Frank barda kalıp birazda bar işleriyle uğraşmak istiyordu. Lily'le bütün yükleri yüklememek gerek tabikide. Hmm Stefanıda başı boş bırakmamalı. Kurtadam olarak avlanmayı seven bir tip nasıl olsa. Frank dinlenmek için ofisine doğru ilerken aklına Henry'nin cenazesi geldi. Yarın Henry için bir cenaze düzenlecekdi. En yakın arkadaş olan Henry kaybetmenin açısını yaşıyordu şimdi de Frank.

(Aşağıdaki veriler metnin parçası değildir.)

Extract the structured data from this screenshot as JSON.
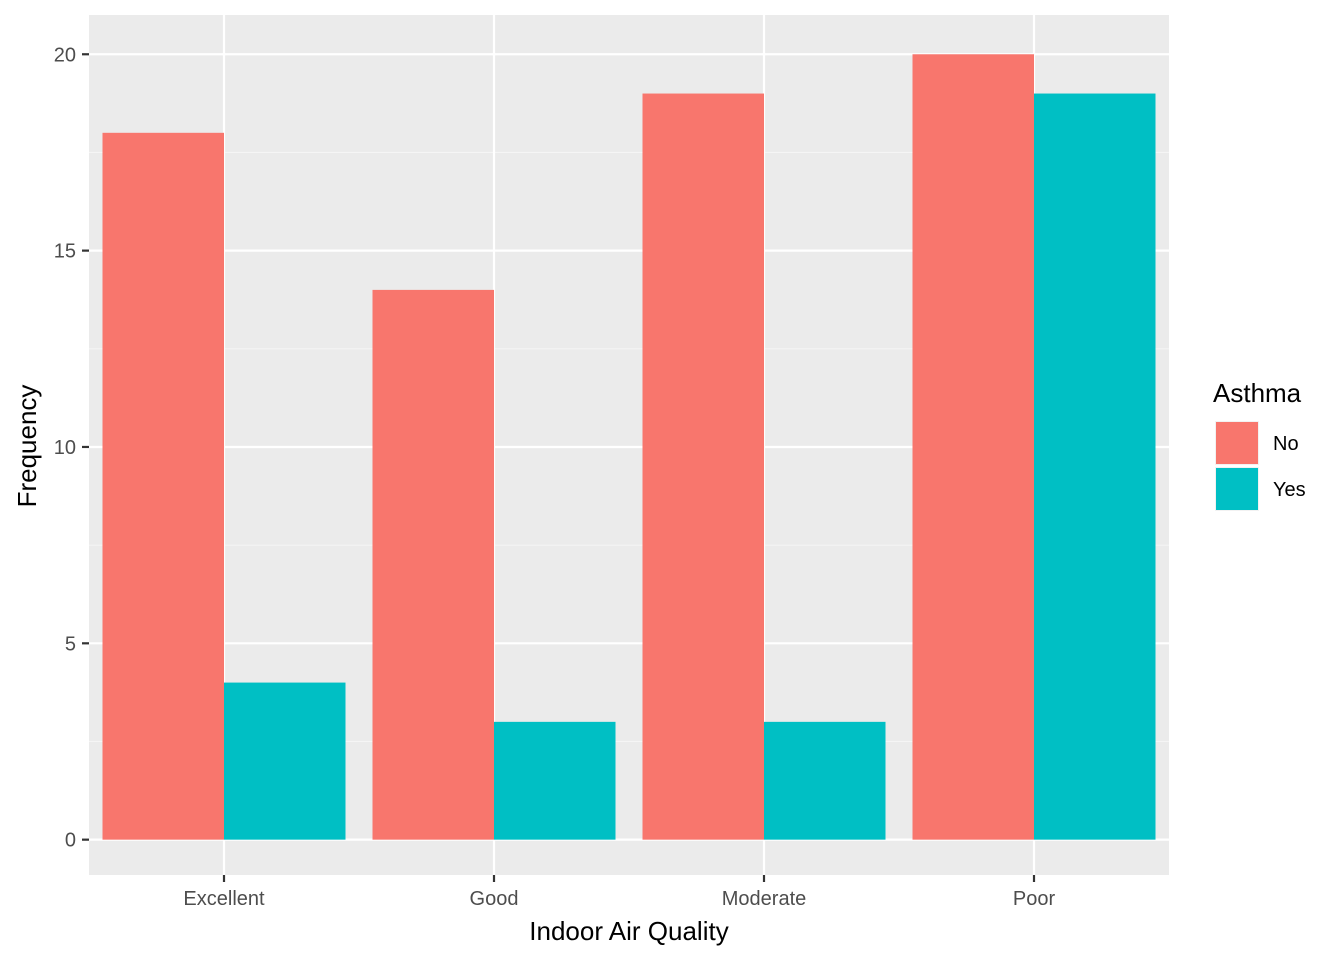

Herşey ne çabuk gelişip ne çabuk oluvermişti. Bundan sonra artık mutlu olma vakti gelmemişmiydi hala. Nasıl mutlu olacakdı Frank. Daha bir kız arkadaşı bile yoktu. Onun gibi bir şekil değiştiren kız arkadaşı olmasını nerdeyse bütün bardakiler çok iyi biliyordu. Kaç kere o barın kapısından bir kızla girmişti. hiçbiriyle yapamamıştı ve her defasındada kendi gibi birini aradığını söyler dururdu.
Barın kapısından kaç kız girmişti kimse Frank'ı etkileyemezdi. Zaten Frank kendi gibi birinin kokusunu hemen alırdı.

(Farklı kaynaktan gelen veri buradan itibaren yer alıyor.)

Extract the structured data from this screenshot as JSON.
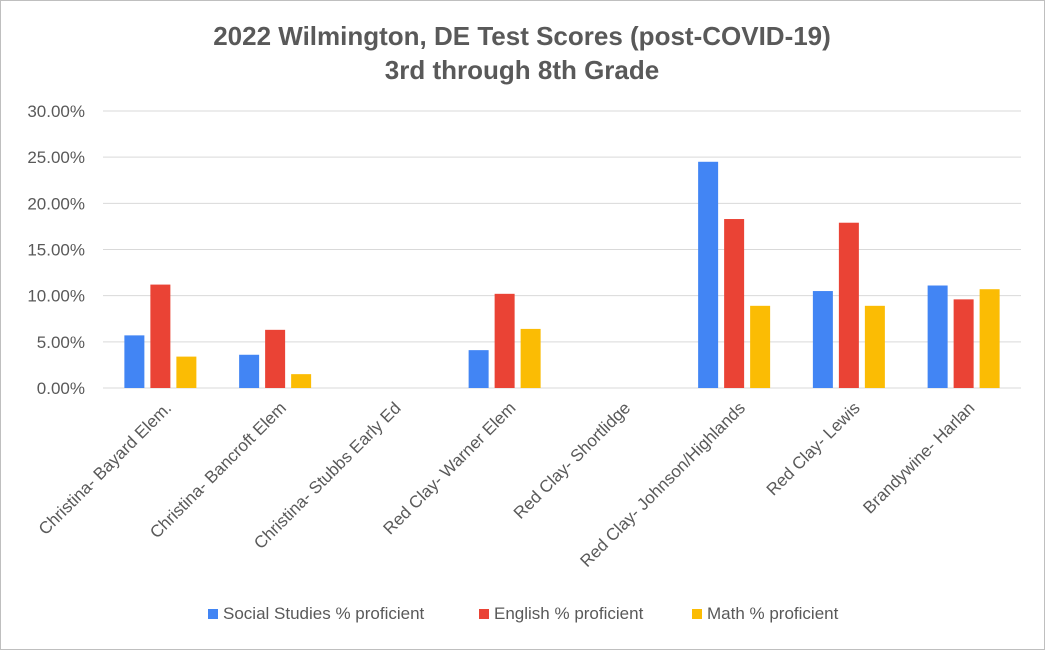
{
  "chart_data": {
    "type": "bar",
    "title_lines": [
      "2022 Wilmington, DE Test Scores (post-COVID-19)",
      "3rd  through 8th Grade"
    ],
    "categories": [
      "Christina- Bayard Elem.",
      "Christina- Bancroft Elem",
      "Christina- Stubbs Early Ed",
      "Red Clay- Warner Elem",
      "Red Clay- Shortlidge",
      "Red Clay- Johnson/Highlands",
      "Red Clay- Lewis",
      "Brandywine- Harlan"
    ],
    "series": [
      {
        "name": "Social Studies % proficient",
        "color": "#4285f4",
        "values": [
          5.7,
          3.6,
          0,
          4.1,
          0,
          24.5,
          10.5,
          11.1
        ]
      },
      {
        "name": "English % proficient",
        "color": "#ea4335",
        "values": [
          11.2,
          6.3,
          0,
          10.2,
          0,
          18.3,
          17.9,
          9.6
        ]
      },
      {
        "name": "Math % proficient",
        "color": "#fbbc04",
        "values": [
          3.4,
          1.5,
          0,
          6.4,
          0,
          8.9,
          8.9,
          10.7
        ]
      }
    ],
    "y_ticks": [
      "0.00%",
      "5.00%",
      "10.00%",
      "15.00%",
      "20.00%",
      "25.00%",
      "30.00%"
    ],
    "ylim": [
      0,
      30
    ],
    "grid": true,
    "legend_position": "bottom"
  }
}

Frank sevilen biriydi fakat yanlız çocuğu oynuyordu. Onu karizmatik yapıyordu belkide bu yanlızlık ama o artık sıkılmıştı. Yeni bir aşk istiyordu hayatından, yeni bir heyecan, yeni bir tecrübe yaşamak istiyordu.
Crimson ne kadar mutluydu Elijahla, onun gibi bir aşk yaşamak ne kadar çok istiyordu.